Auparavant, Bill Burns s’était entretenu avec les principaux
responsables intérimaires, selon l’agence Mena : le Premier ministre
Hazem Beblawi, le président Adly Mansour et le général Abdel Fattah
al-Sissi, le nouvel homme fort du pays, qui devrait rester ministre de
la Défense. Le mouvement Tamarrod, à l’origine des rassemblements de
masse contre Morsi fin juin, a en revanche refusé de le rencontrer,
invoquant le sentiment, largement partagé parmi les manifestants
anti-Morsi, que Washington avait soutenu le président déchu. La visite
de Bill Burns est la première d’un haut responsable américain depuis le
renversement de Mohamed Morsi par l’armée, après des manifestations
monstres. Les violences qui ont suivi ont fait une centaine de morts.
L’Égypte est depuis des décennies un allié-clé pour les États-Unis, qui
apportent à l’armée une aide annuelle de 1,3 milliard de dollars.
Washington s’est jusqu’à présent abstenu de parler de "coup d’État", ce
qui entraînerait une suspension automatique de l’aide.
Parallèlement à cette visite, les partisans de Morsi, qui dénoncent un
"coup d’État militaire" contre le premier président démocratiquement élu
du pays, ont de nouveau manifesté lundi, en particulier aux abords de
la mosquée Rabaa al-Adawiya, dans le faubourg de Nasr City, où ils
étaient encore des milliers. "Je ne suis pas un membre des Frères
musulmans (...) mais je suis là pour défendre mon vote", a déclaré Gamal
Hassan, un pharmacien. Il était question d’une marche vers le siège de
la Garde républicaine, devant lequel 53 personnes ont été tuées il y a
une semaine par des tirs pendant une manifestation pro-Morsi. Les Frères
musulmans veulent continuer à manifester "pacifiquement, a assuré un
porte-parole, Ahmed Aref. Nous avons une cause juste pour laquelle nous
sommes prêts à nous sacrifier."
Les anti-Morsi, qui reprochent au président déchu d’avoir gouverné au
seul profit de sa confrérie et de ne pas avoir fait face à la crise
économique, comptaient pour leur part se rassembler sur la place Tahrir
et aux abords du palais présidentiel, mais leur mobilisation semblait
plus faible que celle de leurs adversaires en milieu de soirée. Dans le
nord du Sinaï, où la situation sécuritaire s’est encore dégradée ces
dernières semaines, au moins 3 personnes ont été tuées et 17 autres
blessées dans l’attaque d’un bus transportant des ouvriers d’une
cimenterie. Dans ce contexte, Hazem Beblawi, qui n’a pas exclu
d’intégrer des Frères musulmans dans son équipe, poursuit ses
tractations pour constituer un gouvernement, dont il avait estimé
pouvoir annoncer la composition mardi ou mercredi.

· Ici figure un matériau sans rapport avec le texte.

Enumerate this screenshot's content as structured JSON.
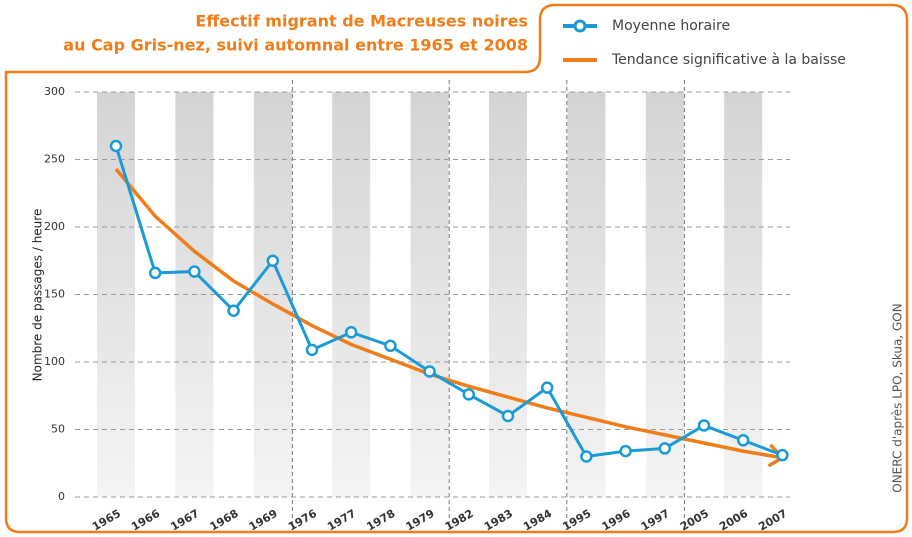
{
  "chart_data": {
    "type": "line",
    "title": "Effectif migrant de Macreuses noires",
    "subtitle": "au Cap Gris-nez, suivi automnal entre 1965 et 2008",
    "y_label": "Nombre de passages / heure",
    "source": "ONERC d'après LPO, Skua, GON",
    "categories": [
      "1965",
      "1966",
      "1967",
      "1968",
      "1969",
      "1976",
      "1977",
      "1978",
      "1979",
      "1982",
      "1983",
      "1984",
      "1995",
      "1996",
      "1997",
      "2005",
      "2006",
      "2007"
    ],
    "series": [
      {
        "name": "Moyenne horaire",
        "color": "#1a9ad6",
        "values": [
          260,
          166,
          167,
          138,
          175,
          109,
          122,
          112,
          93,
          76,
          60,
          81,
          30,
          34,
          36,
          53,
          42,
          31
        ]
      },
      {
        "name": "Tendance significative à la baisse",
        "color": "#ef7d1a",
        "values": [
          243,
          208,
          182,
          160,
          143,
          127,
          113,
          102,
          91,
          82,
          74,
          66,
          59,
          52,
          46,
          40,
          34,
          29
        ]
      }
    ],
    "ylim": [
      0,
      300
    ],
    "yticks": [
      0,
      50,
      100,
      150,
      200,
      250,
      300
    ],
    "grid": true
  }
}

En visite à Paris, le secrétaire général de l’ONU Ban Ki-moon a souligné
que l’Égypte se trouvait "à un tournant critique". "Il ne saurait y
avoir de place pour la vengeance ou l’exclusion d’un parti ou d’une
communauté importante", a-t-il ajouté, se disant "très inquiet" des
arrestations dans les rangs des Frères musulmans, dont plusieurs
dirigeants sont visés par des mesures de gel de leurs avoirs.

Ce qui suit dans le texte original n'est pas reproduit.